Orphanage worker accused of fondling
        Cincinnati police have arrested an employee at St. Aloysius Orphanage for allegedly fondling a child at the Bond Hill orphanage.

        Willie James Stephens, 39, of Bond Hill, was arrested for gross sexual imposition, according to police records.

        Elaine Dickhoner, director of development at St. Aloysius, said an investigation of Mr. Stephens began Oct. 12. She said a “safety plan” was implemented to protect the children during the investigation.

        Mr. Stephens has worked at the orphanage since June 1998, Ms. Dickhoner said, and did not have a prior criminal record.

11 hospitalized; food illness suspected
        TROY, Ohio — At least 11 people were admitted to the hospital over the past week, possibly because of food-borne sickness, health officials say.

        The first seven who became sick came to the Upper Valley Medical Center on Friday, suffering from lower gastrointestinal pain and bloody diarrhea, consistent with E. coli or another bacterial infection, Miami County Health Commissioner Jim Luken said Wednesday.

Sycamore library to close for a week
        The Sycamore Branch Library, 4911 Cooper Road, will be closed Nov. 15-21 to replace carpeting and perform other maintenance.

        The Sycamore book drop will remain open for returned items, and reserves will be held at the branch until it reopens at 10 a.m. Nov. 22.

Firm offers seniors free long-distance calls
        To spread holiday cheer, the Safeco Insurance Co. is opening its doors to seniors to make free long-distance calls on Nov. 21.

        The 21st annual Holiday Hotline will be open 1-4 p.m. at the Safeco office on 5901 E. Galbraith Road, Kenwood.

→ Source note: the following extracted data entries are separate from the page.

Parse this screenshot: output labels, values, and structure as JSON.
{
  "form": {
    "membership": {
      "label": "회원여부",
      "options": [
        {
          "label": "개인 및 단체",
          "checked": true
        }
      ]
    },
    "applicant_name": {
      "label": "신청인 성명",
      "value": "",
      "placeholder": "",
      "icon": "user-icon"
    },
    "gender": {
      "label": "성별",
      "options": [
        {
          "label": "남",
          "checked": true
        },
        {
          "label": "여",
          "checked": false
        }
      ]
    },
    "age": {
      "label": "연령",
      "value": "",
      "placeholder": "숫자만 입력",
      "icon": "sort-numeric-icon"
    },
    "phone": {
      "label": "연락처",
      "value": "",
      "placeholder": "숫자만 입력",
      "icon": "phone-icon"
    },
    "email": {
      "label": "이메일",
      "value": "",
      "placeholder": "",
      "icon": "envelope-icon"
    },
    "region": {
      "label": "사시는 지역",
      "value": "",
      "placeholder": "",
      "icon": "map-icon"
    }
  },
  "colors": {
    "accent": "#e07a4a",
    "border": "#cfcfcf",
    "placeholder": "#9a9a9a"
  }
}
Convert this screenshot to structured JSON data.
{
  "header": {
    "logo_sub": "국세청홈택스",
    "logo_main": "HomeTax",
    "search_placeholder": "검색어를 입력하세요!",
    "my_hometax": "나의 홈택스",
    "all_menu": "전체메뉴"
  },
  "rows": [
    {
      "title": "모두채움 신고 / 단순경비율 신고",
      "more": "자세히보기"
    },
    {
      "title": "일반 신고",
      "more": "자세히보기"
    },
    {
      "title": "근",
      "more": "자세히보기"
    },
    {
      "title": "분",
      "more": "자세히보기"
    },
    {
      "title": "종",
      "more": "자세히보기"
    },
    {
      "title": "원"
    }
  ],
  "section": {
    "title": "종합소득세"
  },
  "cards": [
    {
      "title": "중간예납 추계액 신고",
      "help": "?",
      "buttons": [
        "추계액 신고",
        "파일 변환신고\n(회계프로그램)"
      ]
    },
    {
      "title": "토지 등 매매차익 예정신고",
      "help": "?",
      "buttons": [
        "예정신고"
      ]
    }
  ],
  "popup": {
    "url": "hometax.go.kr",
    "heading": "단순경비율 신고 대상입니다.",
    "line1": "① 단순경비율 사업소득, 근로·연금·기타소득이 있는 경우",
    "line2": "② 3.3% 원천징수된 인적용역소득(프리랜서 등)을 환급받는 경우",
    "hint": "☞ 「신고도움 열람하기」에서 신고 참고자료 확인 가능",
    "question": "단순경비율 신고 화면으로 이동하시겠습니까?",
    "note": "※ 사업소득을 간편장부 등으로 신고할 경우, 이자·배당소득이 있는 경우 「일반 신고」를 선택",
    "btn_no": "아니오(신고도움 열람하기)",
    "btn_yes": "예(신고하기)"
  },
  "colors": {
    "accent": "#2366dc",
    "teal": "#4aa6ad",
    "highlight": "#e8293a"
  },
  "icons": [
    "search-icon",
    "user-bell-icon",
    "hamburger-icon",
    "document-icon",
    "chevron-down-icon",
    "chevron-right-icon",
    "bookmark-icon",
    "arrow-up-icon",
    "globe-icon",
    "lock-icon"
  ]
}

        “We have a number of seniors who return each year and really look forard to this event,” said Safeco Human Resource Manager Bernie Palcisko. “(We) really enjoy making this a nice time for all of the senior.”

        There will be games and a special visit from Santa during the day.

        Safeco will provide transportation from some area retirement and assisted living homes.

        For information, call (513) 745-5964.

Doctor's award honors compassionate care
        Dr. Scott Pomeroy, a University of Cincinnati Medical School graduate who now works as a neurooncologist at Children's Hospital in Boston, recently received a statewide Compassionate Caregiver of the Year Award from the nonprofit Kenneth B. Schwartz Center.

        Dr. Pomeroy was selected from more than 100 nominees in recognition of his personal involvement with young brain tumor patients and for his efforts in cancer research and medical education. Dr. Pomeroy's parents live in Glendale.